Chapter 3 — Interprocess Communication | Microservices Patterns Study Guide

3.1 Overview of Interprocess Communication

In a monolith, modules call each other through language-level method calls. In a microservice architecture, services run in separate processes or on separate machines. They must use an interprocess communication (IPC) mechanism to work together. Choosing the right IPC mechanism is one of the most important architectural decisions you will make.

Interaction Styles

Interaction styles are classified along two dimensions. The first dimension is how many services receive each request: one-to-one or one-to-many. The second dimension is timing: synchronous (the client waits for a response) or asynchronous (the client does not block).

	One-to-One	One-to-Many
Synchronous	Request / Response	—
Asynchronous	Asynchronous Request / Response, One-way Notification	Publish / Subscribe, Publish / Async Responses

This taxonomy guides the IPC choice. The two main pattern categories are the Remote Procedure Invocation (RPI) pattern for synchronous communication and the Messaging pattern for asynchronous communication.

Author's recommendation: Prefer asynchronous messaging for communication between services. Use REST for external-facing APIs.

Key insight: The choice between synchronous and asynchronous IPC directly impacts availability. Synchronous calls reduce it; asynchronous messaging improves it.

Defining APIs in a Microservice Architecture

An API is a contract between a service and its clients. Getting this contract right is important because changes later can break other services.

Use an API-first design approach: define the API before you write any implementation code. Share the draft with client teams, get their feedback, and iterate. This avoids costly rework after coding starts.
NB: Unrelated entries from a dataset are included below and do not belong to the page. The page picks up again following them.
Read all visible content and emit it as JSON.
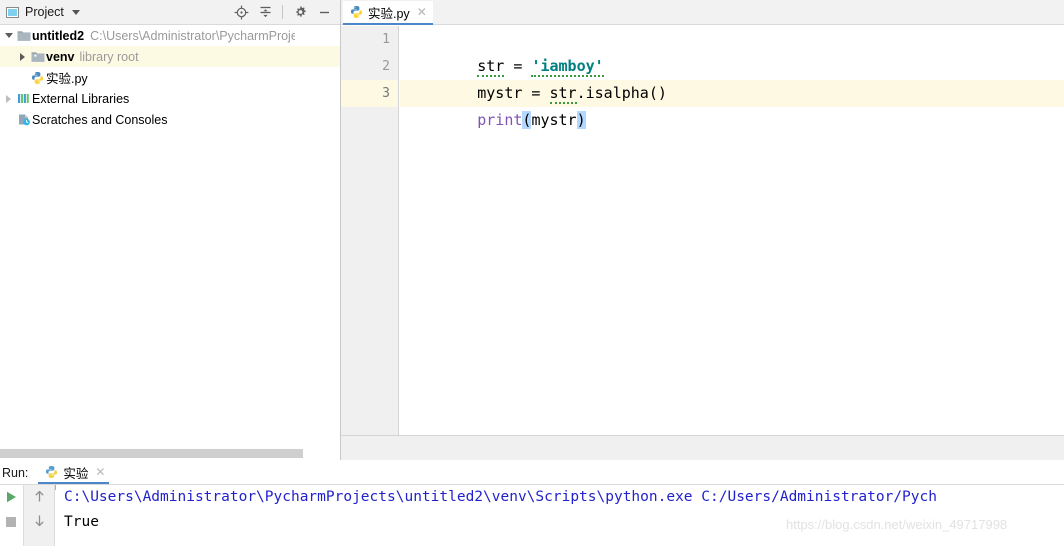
{
  "project_panel": {
    "header": {
      "title": "Project",
      "dropdown_caret_icon": "chevron-down-icon",
      "buttons": [
        {
          "name": "locate-icon",
          "tooltip": "Select Opened File"
        },
        {
          "name": "collapse-all-icon",
          "tooltip": "Collapse All"
        },
        {
          "name": "gear-icon",
          "tooltip": "Settings"
        },
        {
          "name": "hide-icon",
          "tooltip": "Hide"
        }
      ]
    },
    "tree": [
      {
        "label": "untitled2",
        "secondary": "C:\\Users\\Administrator\\PycharmProjects\\un",
        "icon": "folder-module-icon",
        "arrow": "expanded",
        "indent": 0,
        "bold": true,
        "highlight": false
      },
      {
        "label": "venv",
        "secondary": "library root",
        "icon": "folder-venv-icon",
        "arrow": "collapsed",
        "indent": 1,
        "bold": true,
        "highlight": true
      },
      {
        "label": "实验.py",
        "secondary": "",
        "icon": "python-file-icon",
        "arrow": "none",
        "indent": 1,
        "bold": false,
        "highlight": false
      },
      {
        "label": "External Libraries",
        "secondary": "",
        "icon": "libraries-icon",
        "arrow": "collapsed",
        "indent": 0,
        "bold": false,
        "highlight": false
      },
      {
        "label": "Scratches and Consoles",
        "secondary": "",
        "icon": "scratches-icon",
        "arrow": "none",
        "indent": 0,
        "bold": false,
        "highlight": false
      }
    ]
  },
  "editor": {
    "tab": {
      "title": "实验.py",
      "icon": "python-file-icon",
      "close_icon": "close-icon",
      "active": true
    },
    "active_line": 3,
    "lines": [
      {
        "number": "1",
        "tokens": [
          {
            "text": "str",
            "type": "default",
            "squiggly": true
          },
          {
            "text": " = ",
            "type": "default",
            "squiggly": false
          },
          {
            "text": "'iamboy'",
            "type": "string",
            "squiggly": true
          }
        ]
      },
      {
        "number": "2",
        "tokens": [
          {
            "text": "mystr",
            "type": "default",
            "squiggly": false
          },
          {
            "text": " = ",
            "type": "default",
            "squiggly": false
          },
          {
            "text": "str",
            "type": "default",
            "squiggly": true
          },
          {
            "text": ".isalpha()",
            "type": "default",
            "squiggly": false
          }
        ]
      },
      {
        "number": "3",
        "tokens": [
          {
            "text": "print",
            "type": "keyword",
            "squiggly": false
          },
          {
            "text": "(",
            "type": "bracket",
            "squiggly": false
          },
          {
            "text": "mystr",
            "type": "default",
            "squiggly": false
          },
          {
            "text": ")",
            "type": "bracket",
            "squiggly": false
          }
        ]
      }
    ]
  },
  "run_panel": {
    "label": "Run:",
    "tab": {
      "title": "实验",
      "icon": "python-icon",
      "close_icon": "close-icon"
    },
    "left_buttons": [
      {
        "name": "rerun-icon",
        "label": "Rerun"
      },
      {
        "name": "stop-icon",
        "label": "Stop"
      }
    ],
    "nav_buttons": [
      {
        "name": "arrow-up-icon",
        "label": "Previous Occurrence"
      },
      {
        "name": "arrow-down-icon",
        "label": "Next Occurrence"
      }
    ],
    "console": [
      {
        "text": "C:\\Users\\Administrator\\PycharmProjects\\untitled2\\venv\\Scripts\\python.exe C:/Users/Administrator/Pych",
        "type": "command"
      },
      {
        "text": "True",
        "type": "output"
      }
    ]
  },
  "watermark": {
    "text": "https://blog.csdn.net/weixin_49717998"
  },
  "colors": {
    "accent_blue": "#4a86c8",
    "highlight_yellow": "#fdf9e3",
    "string_green": "#008080",
    "keyword_purple": "#7f55b3",
    "console_blue": "#2222cc",
    "panel_gray": "#f0f2f2"
  }
}
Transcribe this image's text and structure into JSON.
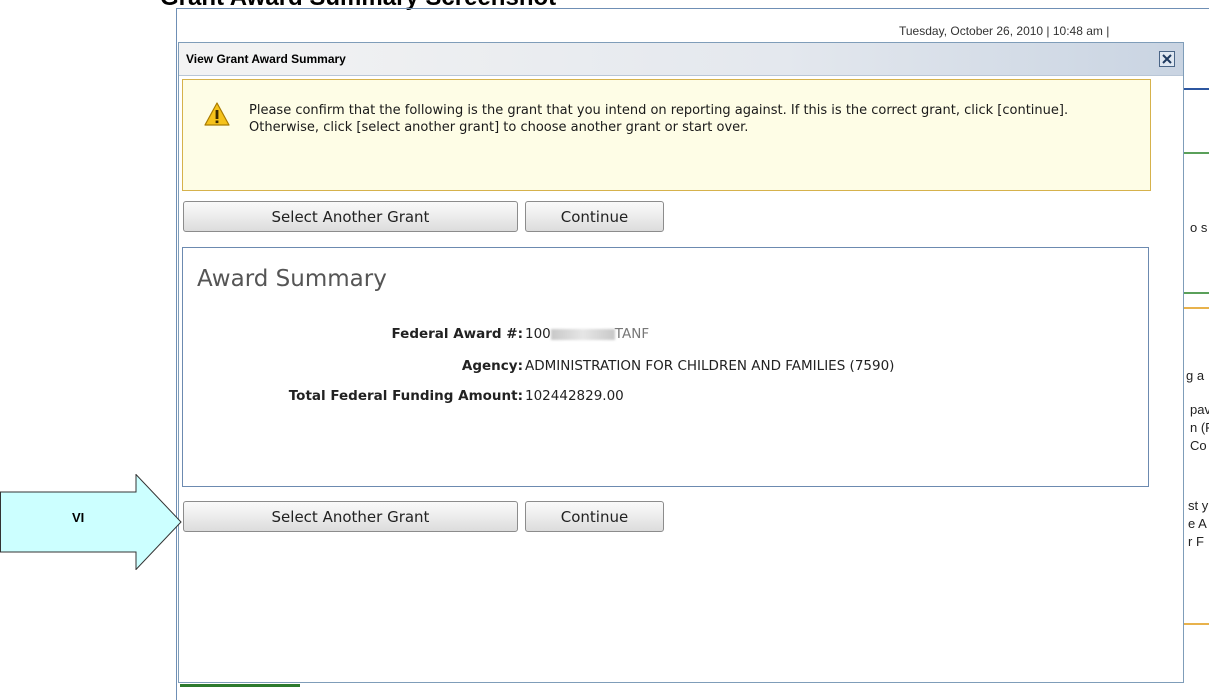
{
  "background": {
    "heading": "Grant Award Summary Screenshot",
    "datetime": "Tuesday, October 26, 2010 | 10:48 am |",
    "right_fragments": [
      "o s",
      "g a",
      "pav",
      "n (F",
      " Co",
      "st y",
      "e A",
      "r F"
    ]
  },
  "dialog": {
    "title": "View Grant Award Summary",
    "close_icon": "close-icon",
    "warning": {
      "icon": "warning-icon",
      "text": "Please confirm that the following is the grant that you intend on reporting against. If this is the correct grant, click [continue]. Otherwise, click [select another grant] to choose another grant or start over."
    },
    "top_buttons": {
      "select_another": "Select Another Grant",
      "continue": "Continue"
    },
    "award_summary": {
      "heading": "Award Summary",
      "rows": [
        {
          "label": "Federal Award #:",
          "value": "100",
          "value_suffix": "TANF"
        },
        {
          "label": "Agency:",
          "value": "ADMINISTRATION FOR CHILDREN AND FAMILIES (7590)"
        },
        {
          "label": "Total Federal Funding Amount:",
          "value": "102442829.00"
        }
      ]
    },
    "bottom_buttons": {
      "select_another": "Select Another Grant",
      "continue": "Continue"
    }
  },
  "callout": {
    "label": "VI",
    "color": "#ccffff"
  },
  "colors": {
    "warning_bg": "#fefde6",
    "warning_border": "#d6b24c",
    "panel_border": "#6c8ab0",
    "dialog_border": "#7f9db9"
  }
}
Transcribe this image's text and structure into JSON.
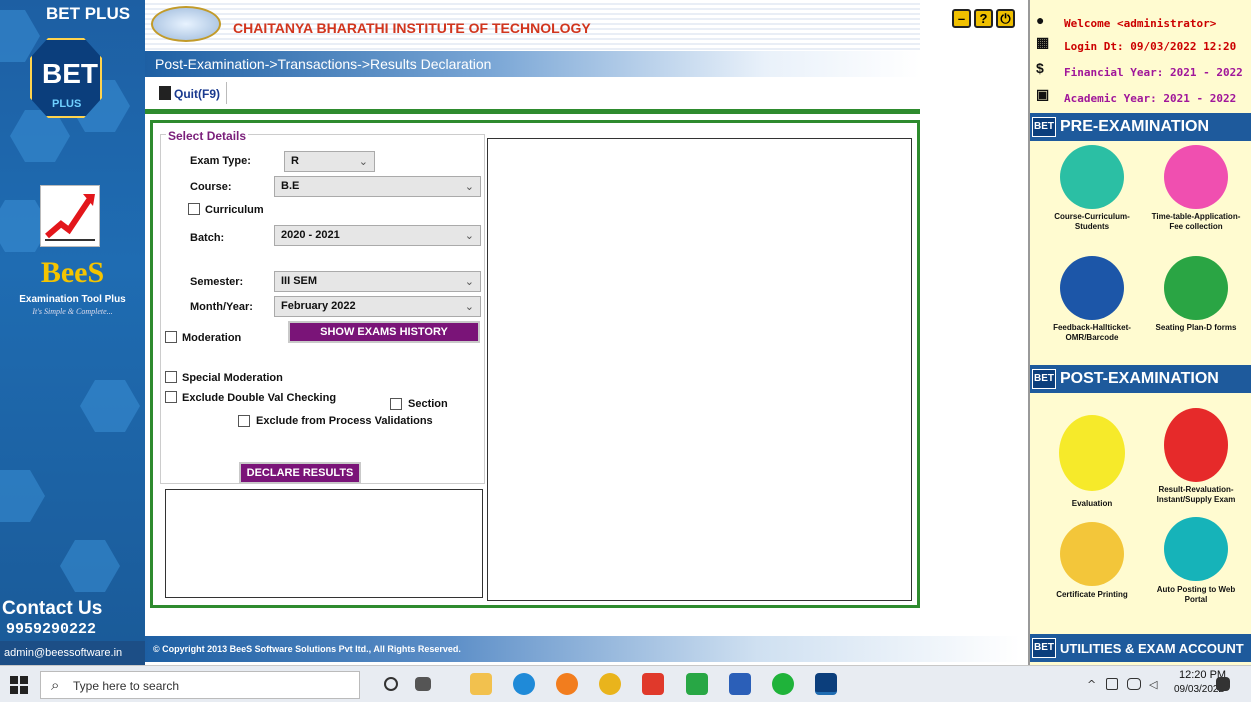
{
  "brand": {
    "bet_plus": "BET PLUS",
    "bet_logo_text": "BET",
    "bet_logo_plus": "PLUS",
    "bees": "BeeS",
    "tagline1": "Examination Tool Plus",
    "tagline2": "It's Simple & Complete...",
    "contact_title": "Contact Us",
    "contact_phone": "9959290222",
    "contact_email": "admin@beessoftware.in"
  },
  "header": {
    "college_name": "CHAITANYA BHARATHI INSTITUTE OF TECHNOLOGY",
    "breadcrumb": "Post-Examination->Transactions->Results Declaration",
    "quit_label": "Quit(F9)"
  },
  "form": {
    "legend": "Select Details",
    "exam_type_label": "Exam Type:",
    "exam_type_value": "R",
    "course_label": "Course:",
    "course_value": "B.E",
    "curriculum_label": "Curriculum",
    "batch_label": "Batch:",
    "batch_value": "2020 - 2021",
    "semester_label": "Semester:",
    "semester_value": "III SEM",
    "month_year_label": "Month/Year:",
    "month_year_value": "February 2022",
    "moderation_label": "Moderation",
    "show_history_label": "SHOW EXAMS HISTORY",
    "special_moderation_label": "Special Moderation",
    "exclude_double_label": "Exclude Double Val Checking",
    "section_label": "Section",
    "exclude_process_label": "Exclude from Process Validations",
    "declare_label": "DECLARE RESULTS"
  },
  "footer": {
    "copyright": "© Copyright 2013 BeeS Software Solutions Pvt ltd., All Rights Reserved."
  },
  "user_info": {
    "welcome": "Welcome <administrator>",
    "login": "Login Dt: 09/03/2022 12:20",
    "financial_year": "Financial Year: 2021 - 2022",
    "academic_year": "Academic Year: 2021 - 2022"
  },
  "sections": {
    "pre_exam": "PRE-EXAMINATION",
    "post_exam": "POST-EXAMINATION",
    "utilities": "UTILITIES & EXAM ACCOUNT",
    "tag": "BET"
  },
  "tiles": {
    "course": "Course-Curriculum-Students",
    "timetable": "Time-table-Application-Fee collection",
    "feedback": "Feedback-Hallticket-OMR/Barcode",
    "seating": "Seating Plan-D forms",
    "evaluation": "Evaluation",
    "result": "Result-Revaluation-Instant/Supply Exam",
    "certificate": "Certificate Printing",
    "autopost": "Auto Posting to Web Portal"
  },
  "taskbar": {
    "search_placeholder": "Type here to search",
    "time": "12:20 PM",
    "date": "09/03/2022"
  },
  "icons": {
    "minimize": "minimize-icon",
    "help": "help-icon",
    "power": "power-icon"
  }
}
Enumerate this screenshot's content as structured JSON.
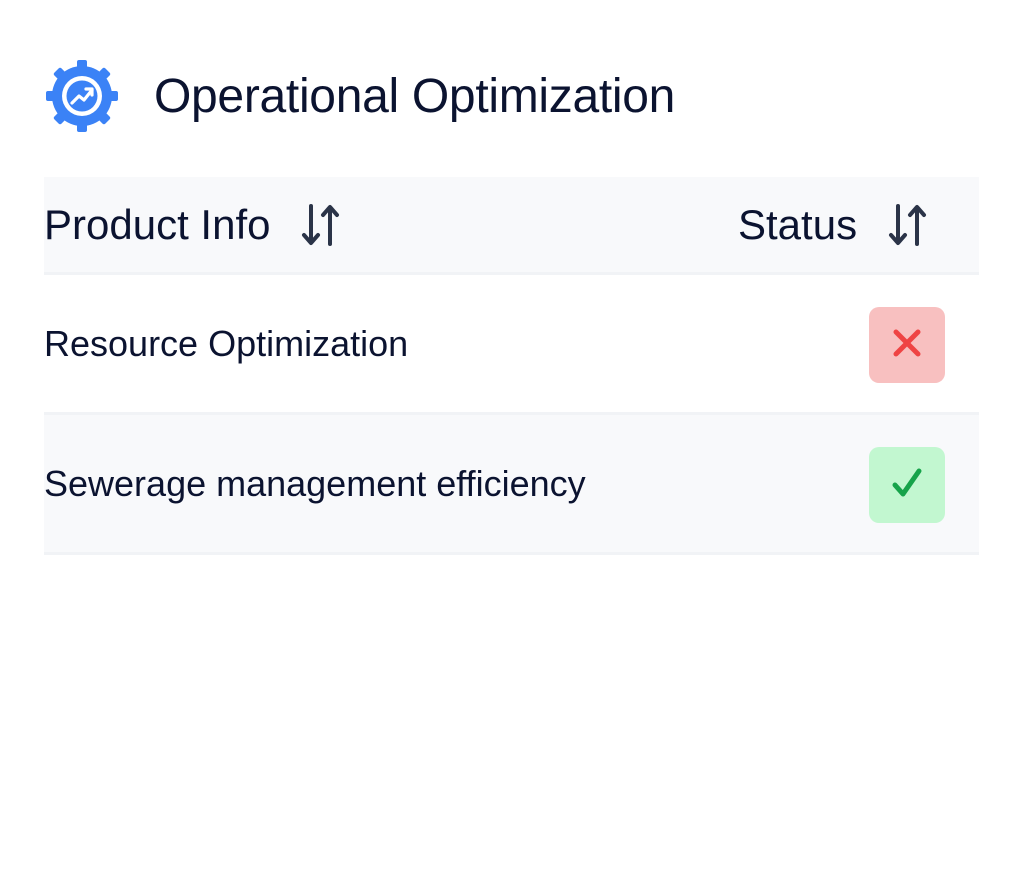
{
  "header": {
    "title": "Operational Optimization",
    "icon": "gear-growth-icon",
    "icon_color": "#3b82f6"
  },
  "table": {
    "columns": [
      {
        "label": "Product Info",
        "sort_icon": "sort-arrows-icon"
      },
      {
        "label": "Status",
        "sort_icon": "sort-arrows-icon"
      }
    ],
    "rows": [
      {
        "name": "Resource Optimization",
        "status": "fail",
        "status_icon": "x-icon",
        "status_color": "#ef4444",
        "badge_color": "#f8c0c0"
      },
      {
        "name": "Sewerage management efficiency",
        "status": "pass",
        "status_icon": "check-icon",
        "status_color": "#16a34a",
        "badge_color": "#c2f7d0"
      }
    ]
  }
}
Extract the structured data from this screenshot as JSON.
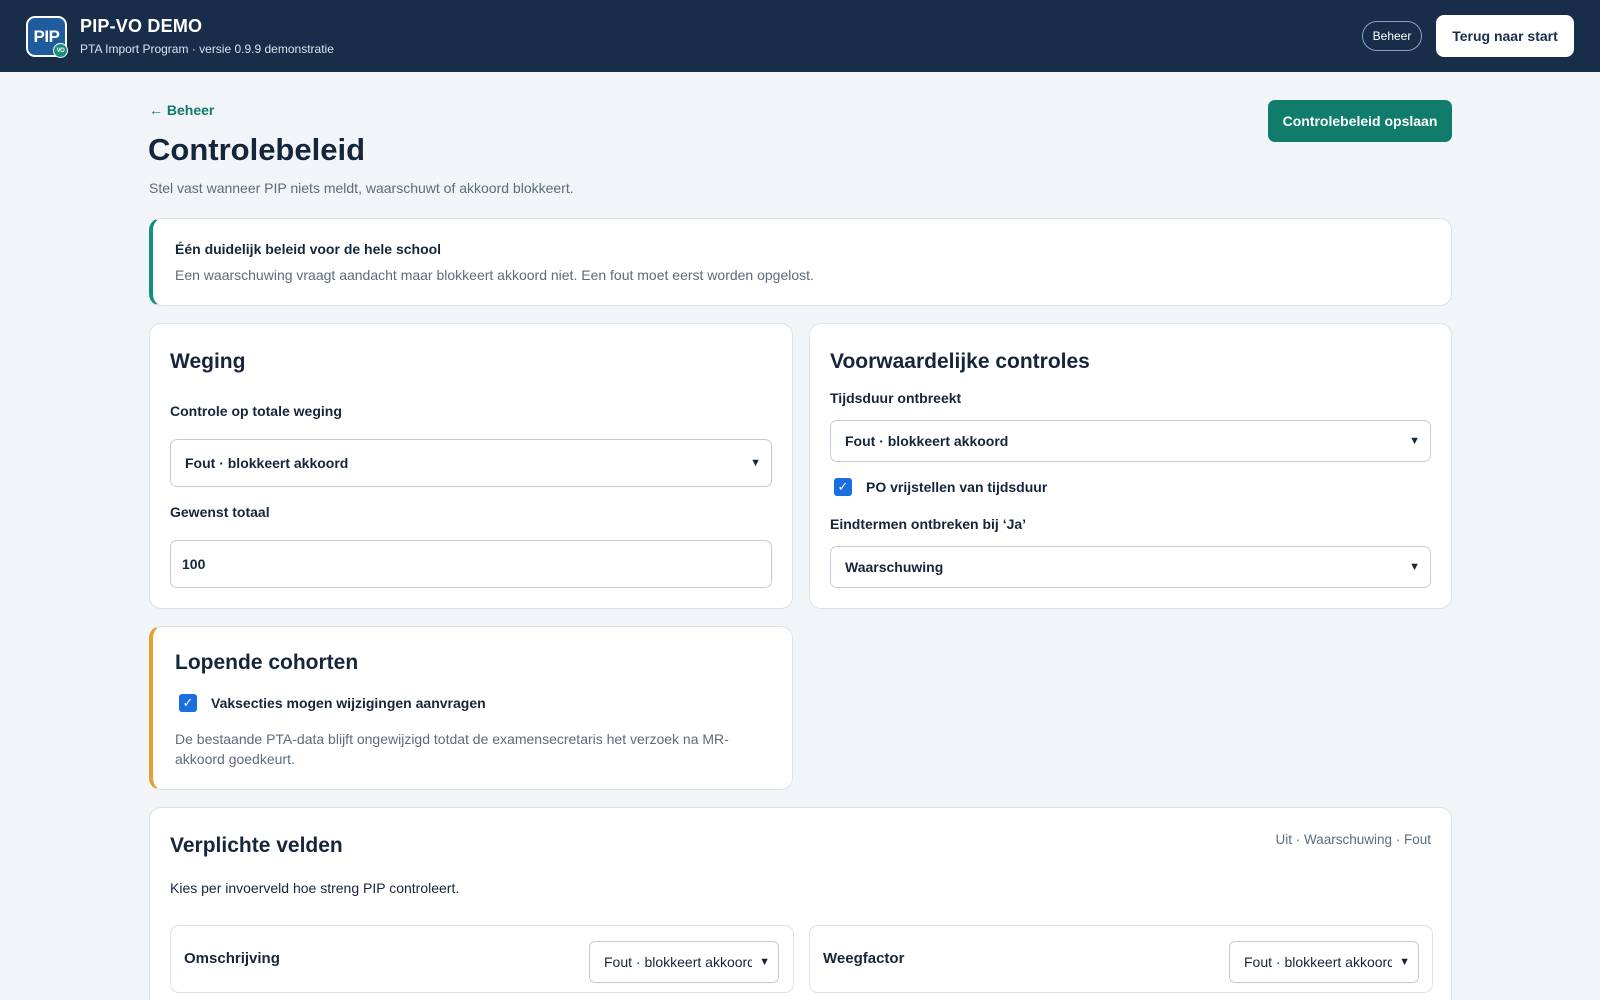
{
  "header": {
    "logo_text": "PIP",
    "logo_badge": "VO",
    "app_title": "PIP-VO DEMO",
    "app_subtitle": "PTA Import Program · versie 0.9.9 demonstratie",
    "beheer_label": "Beheer",
    "start_label": "Terug naar start"
  },
  "page": {
    "back_label": "← Beheer",
    "title": "Controlebeleid",
    "description": "Stel vast wanneer PIP niets meldt, waarschuwt of akkoord blokkeert.",
    "save_label": "Controlebeleid opslaan"
  },
  "info": {
    "title": "Één duidelijk beleid voor de hele school",
    "text": "Een waarschuwing vraagt aandacht maar blokkeert akkoord niet. Een fout moet eerst worden opgelost."
  },
  "weging": {
    "title": "Weging",
    "total_check_label": "Controle op totale weging",
    "total_check_value": "Fout · blokkeert akkoord",
    "desired_total_label": "Gewenst totaal",
    "desired_total_value": "100"
  },
  "conditional": {
    "title": "Voorwaardelijke controles",
    "duration_label": "Tijdsduur ontbreekt",
    "duration_value": "Fout · blokkeert akkoord",
    "po_exempt_label": "PO vrijstellen van tijdsduur",
    "po_exempt_checked": true,
    "endterms_label": "Eindtermen ontbreken bij ‘Ja’",
    "endterms_value": "Waarschuwing"
  },
  "cohorts": {
    "title": "Lopende cohorten",
    "request_label": "Vaksecties mogen wijzigingen aanvragen",
    "request_checked": true,
    "note": "De bestaande PTA-data blijft ongewijzigd totdat de examensecretaris het verzoek na MR-akkoord goedkeurt."
  },
  "required": {
    "title": "Verplichte velden",
    "legend": "Uit · Waarschuwing · Fout",
    "description": "Kies per invoerveld hoe streng PIP controleert.",
    "fields": [
      {
        "label": "Omschrijving",
        "value": "Fout · blokkeert akkoord"
      },
      {
        "label": "Weegfactor",
        "value": "Fout · blokkeert akkoord"
      }
    ]
  },
  "colors": {
    "header_bg": "#182d49",
    "accent_teal": "#0f7c6c",
    "accent_orange": "#e3a02c",
    "checkbox_blue": "#1a6fe0"
  }
}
The interface definition language (IDL) you use depends on the IPC mechanism:

REST — Open API Specification (Swagger)
gRPC — Protocol Buffers definition files
Messaging — informal documentation of message channels and message types

Evolving APIs

APIs change over time. In a microservice architecture, you cannot force all clients to update at once because each service is deployed independently. You need a strategy to evolve APIs without breaking existing clients.

Semantic Versioning

Use Semantic Versioning to communicate the nature of changes:

MAJOR — breaking, incompatible change
MINOR — new backward-compatible feature
PATCH — backward-compatible bugfix

The Robustness Principle

The Robustness Principle says: "Be conservative in what you send, be liberal in what you accept." Services should ignore unknown fields in requests and responses. This makes backward-compatible evolution much easier.

Handling Breaking Changes

When a breaking change is unavoidable, you must support multiple API versions simultaneously for a transition period. Two common approaches:

URL versioning — embed the version in the URL (e.g., /v1/orders, /v2/orders)
Content negotiation — use HTTP headers to specify the version

Message Formats

The format you choose for encoding messages affects efficiency, readability, and compatibility. There are two broad categories.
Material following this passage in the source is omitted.